The goal of the current US missile defense system is to be able to counter 10s of incoming warheads by firing 200+ interceptors. The last I heard, only about 25 interceptors had been deployed. Bear in mind, however, that everyone with modern ICBMs uses MIRVs, so a single missile will release 5-10 warheads.
Honestly, the system is mostly meant to counter the growing threat from North Korea. Trying to defend against a real attack by Russia/China/almost any other opponent simply isn't realistic with current technology.
Yup. And there is technology to spot naive decoys (e.g. IR signature), and technology to make decoys more sophisticated. The ABMs have to hit the MIRV before the warheads deploy or knock out every potentially damaging warhead.
Russia and USA as the nuclear triad are in leagues of their own, with China/UK/France lagging far behind. China deliberately does not have a MAD capability or strategy.
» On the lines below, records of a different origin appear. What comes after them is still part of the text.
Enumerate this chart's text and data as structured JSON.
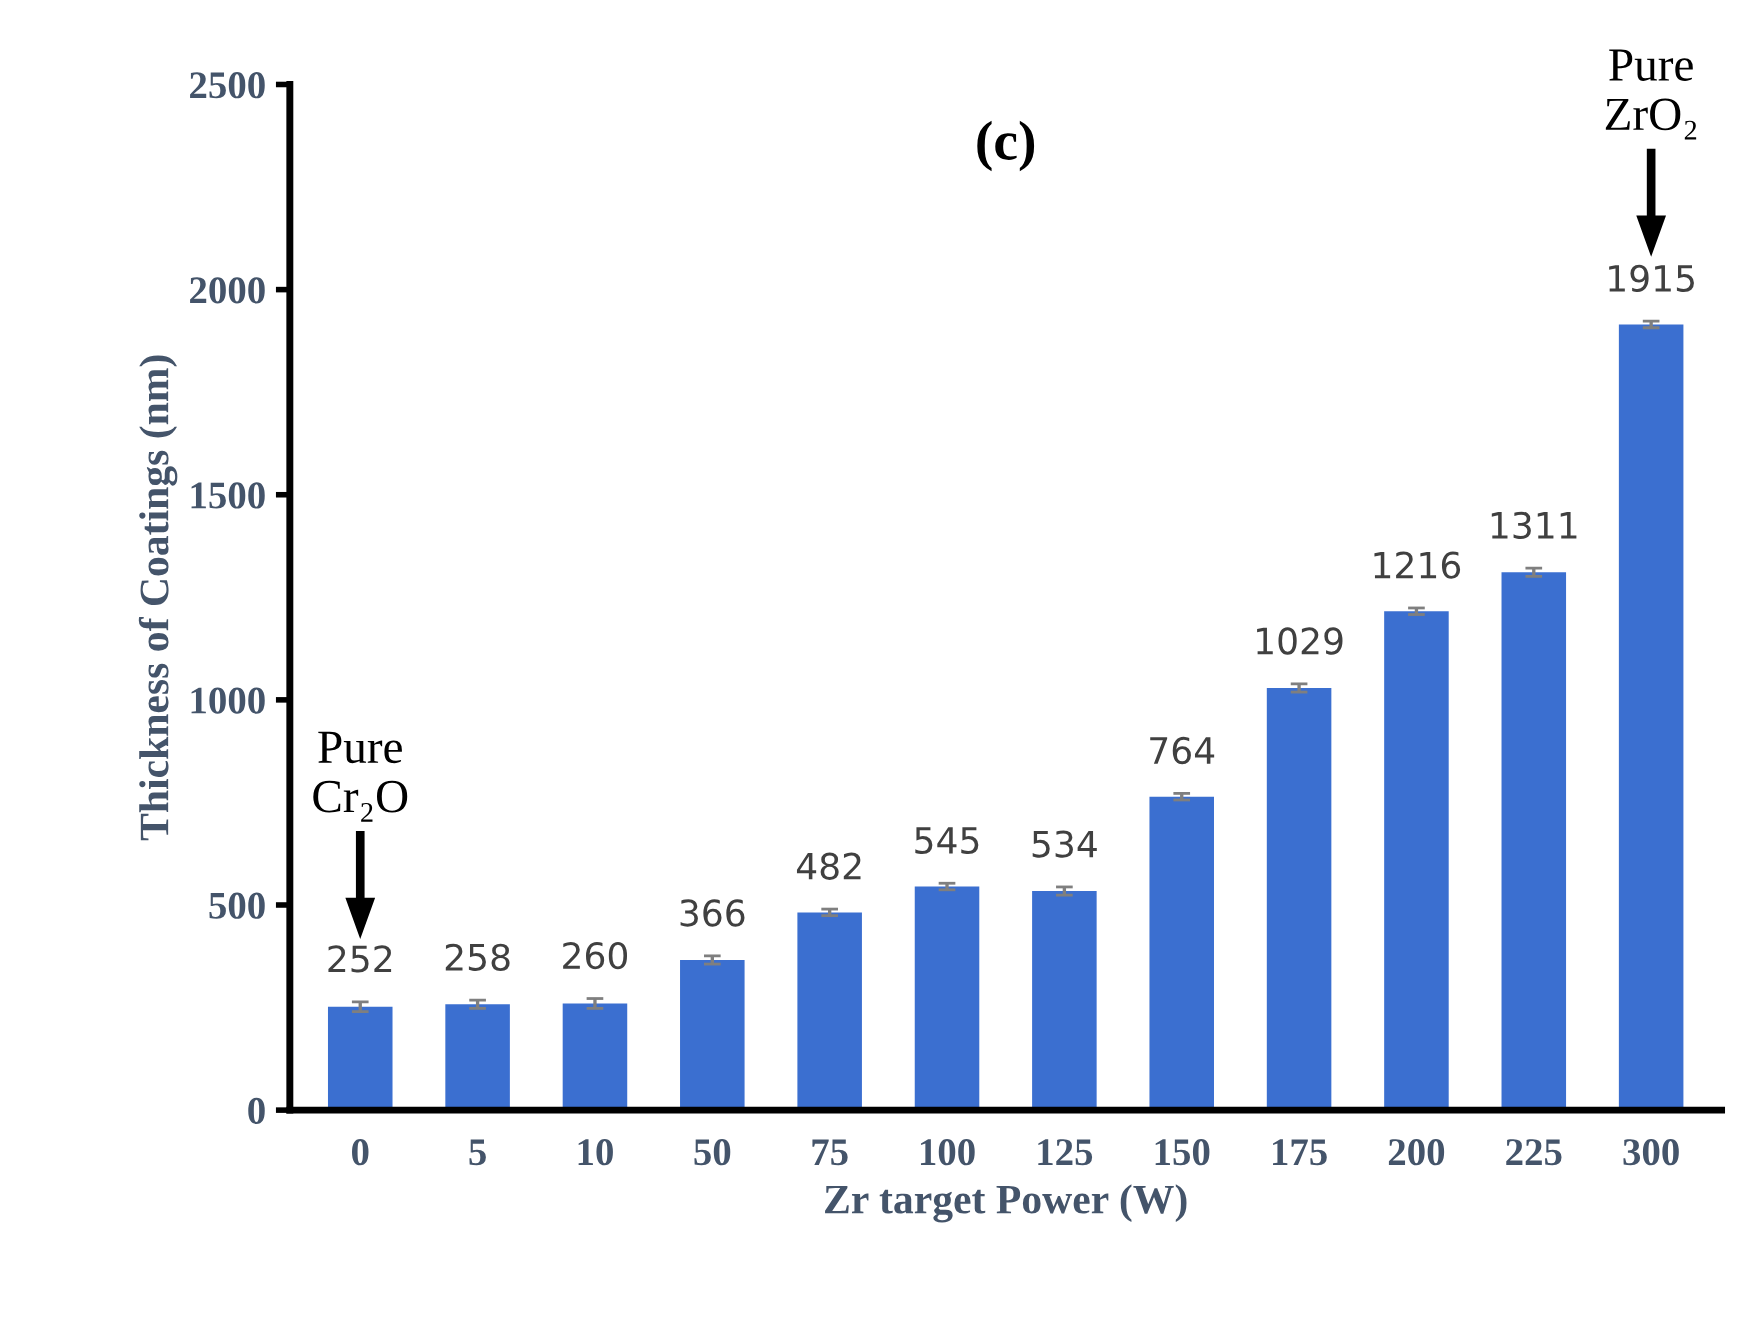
{
  "chart_data": {
    "type": "bar",
    "title": "(c)",
    "xlabel": "Zr target Power (W)",
    "ylabel": "Thickness of Coatings (nm)",
    "categories": [
      "0",
      "5",
      "10",
      "50",
      "75",
      "100",
      "125",
      "150",
      "175",
      "200",
      "225",
      "300"
    ],
    "values": [
      252,
      258,
      260,
      366,
      482,
      545,
      534,
      764,
      1029,
      1216,
      1311,
      1915
    ],
    "errors": [
      12,
      10,
      12,
      10,
      8,
      8,
      10,
      8,
      10,
      8,
      10,
      8
    ],
    "color": "#3b6fd0",
    "ylim": [
      0,
      2500
    ],
    "yticks": [
      0,
      500,
      1000,
      1500,
      2000,
      2500
    ],
    "grid": false,
    "data_labels": true,
    "annotations": [
      "Pure\nCr₂O",
      "Pure\nZrO₂"
    ]
  }
}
With an attack from an adversary like NK/Pakistan, we would hope we could throw a flock of ABMs at their missiles as fast as they could launch them and immediately blast the shit out of them in retaliation.
China might well be able to get stuff through, but we could limit the damage.
Russia is another ballgame. In an all-out nuclear assault, we could hope to knock out a few warheads here and there, but the numbers are grim. We would be facing a large proportion of our population centers looking like Hiroshima circa September 1945.
So yeah, North Korea is a leading threat, since they are led by a madman who could start a new bloody war in the Korean Peninsula that would devastate our closest allies in the region and pull in China and Russia, and may someday soon if unimpeded be able to actually develop a damaging missile or two that could reach our western shores, but Russia is an adversary led by a murderous autocrat who gives few fucks and could potentially push buttons that would make us a smoldering wasteland in a matter of hours.
Keep in mind that decoy RVs (inflatable mylar targets) are cheap. Overwhelming your adversary's sensing and response systems is a classic tactic, and not just in military combat.